O ponto era que ele conhecia Harry, e a mera idéia do seu amigo, do seu melhor amigo, aquele que enfrentara a morte para salvar o mundo bruxo, aquele por quem ele mergulhara num lago gelado e lutara contra aranhas gigantes, estar traindo era no mínimo absurda. E quando ele pensava que o alguém em questão era a sua irmã, tudo soava ainda pior. Ron não conseguia imaginar Harry se encontrando às escondidas com outra pessoa e depois voltando para casa e agindo como se nada tivesse acontecido. Não conseguia imaginar ele encarando seus filhos como se tudo estivesse absolutamente bem.
Mas Ron também sabia que o casamento mudava as pessoas, para melhor ou pior. Que mudava a maneira como elas enxergavam o mundo e aqueles que faziam parte dele. Ron sabia que nem sempre as coisas eram como pareciam ser. Talvez fosse apenas uma fase. Talvez tudo não passasse de um grande mal-entendido. Talvez ele apenas estivesse exagerando em cima de toda aquela situação. E talvez... talvez houvesse uma explicação lógica. Conviver com Hermione, que descrevia os mais absurdos casos com que era obrigada a lidar todas as semanas, lhe ensinara uma coisa ou duas. Ele não podia julgar sem entender.
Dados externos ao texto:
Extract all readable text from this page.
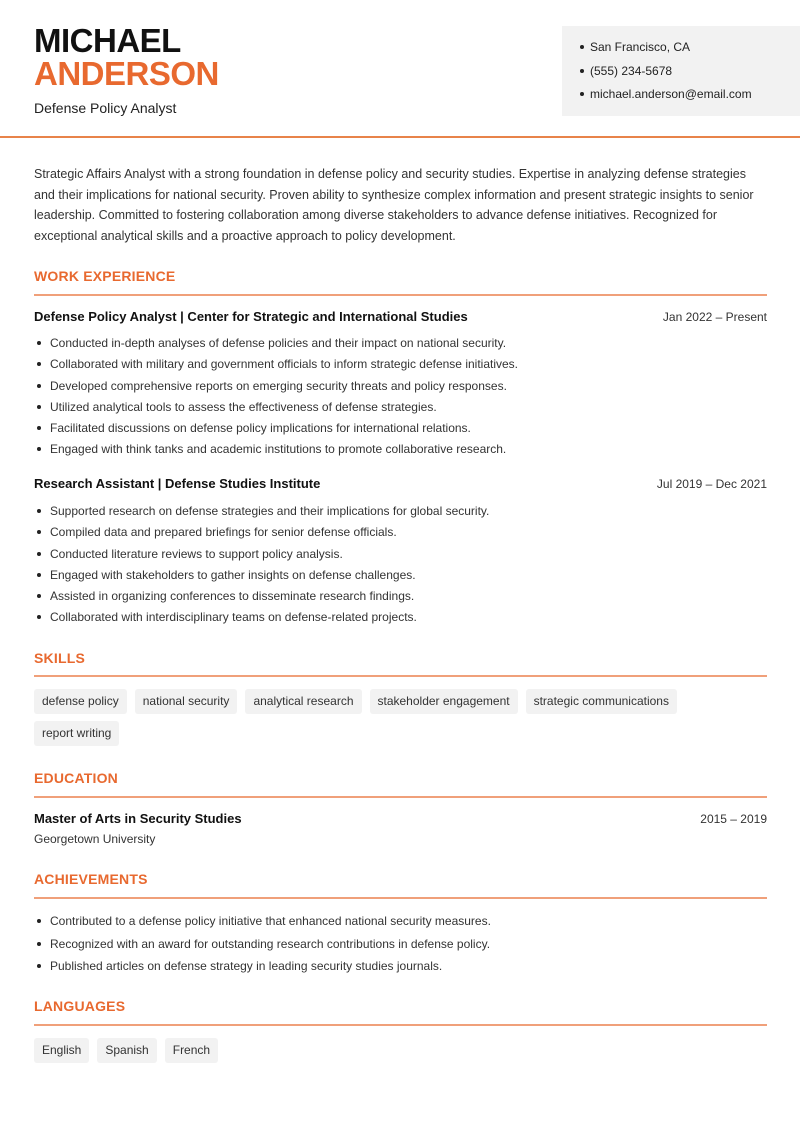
MICHAEL
ANDERSON
Defense Policy Analyst
San Francisco, CA
(555) 234-5678
michael.anderson@email.com
Strategic Affairs Analyst with a strong foundation in defense policy and security studies. Expertise in analyzing defense strategies and their implications for national security. Proven ability to synthesize complex information and present strategic insights to senior leadership. Committed to fostering collaboration among diverse stakeholders to advance defense initiatives. Recognized for exceptional analytical skills and a proactive approach to policy development.
WORK EXPERIENCE
Defense Policy Analyst | Center for Strategic and International Studies	Jan 2022 – Present
Conducted in-depth analyses of defense policies and their impact on national security.
Collaborated with military and government officials to inform strategic defense initiatives.
Developed comprehensive reports on emerging security threats and policy responses.
Utilized analytical tools to assess the effectiveness of defense strategies.
Facilitated discussions on defense policy implications for international relations.
Engaged with think tanks and academic institutions to promote collaborative research.
Research Assistant | Defense Studies Institute	Jul 2019 – Dec 2021
Supported research on defense strategies and their implications for global security.
Compiled data and prepared briefings for senior defense officials.
Conducted literature reviews to support policy analysis.
Engaged with stakeholders to gather insights on defense challenges.
Assisted in organizing conferences to disseminate research findings.
Collaborated with interdisciplinary teams on defense-related projects.
SKILLS
defense policy	national security	analytical research	stakeholder engagement	strategic communications
report writing
EDUCATION
Master of Arts in Security Studies	2015 – 2019
Georgetown University
ACHIEVEMENTS
Contributed to a defense policy initiative that enhanced national security measures.
Recognized with an award for outstanding research contributions in defense policy.
Published articles on defense strategy in leading security studies journals.
LANGUAGES
English	Spanish	French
Por isso que naquele dia Ron decidiu usar seus anos de treinamento para fazer algo que nunca imaginara ter de fazer: seguir seu melhor amigo. Ficou observando Harry de longe durante toda a manhã e, quando o moreno descansou a pena sobre uma enorme pilha de pergaminhos e se levantou para sair, Ron esperou um minuto e então, discretamente, foi atrás dele, porém, encontrou o corredor já vazio. Após alguns segundos sem poder encontrá-lo, desceu para a recepção no átrio. Lá estava sentada uma jovem bruxa de óculos e curvas generosas que ele nunca se dera ao trabalho de descobrir o nome antes e para quem, com toda a delicadeza do mundo, ele perguntou.
"Georgette," Ron disse lendo discretamente as inscrições no crachá que a bruxa trazia preso na frente das vestes. "Você por acaso viu o senhor Potter? Combinamos de almoçar, mas acabei ficando para trás."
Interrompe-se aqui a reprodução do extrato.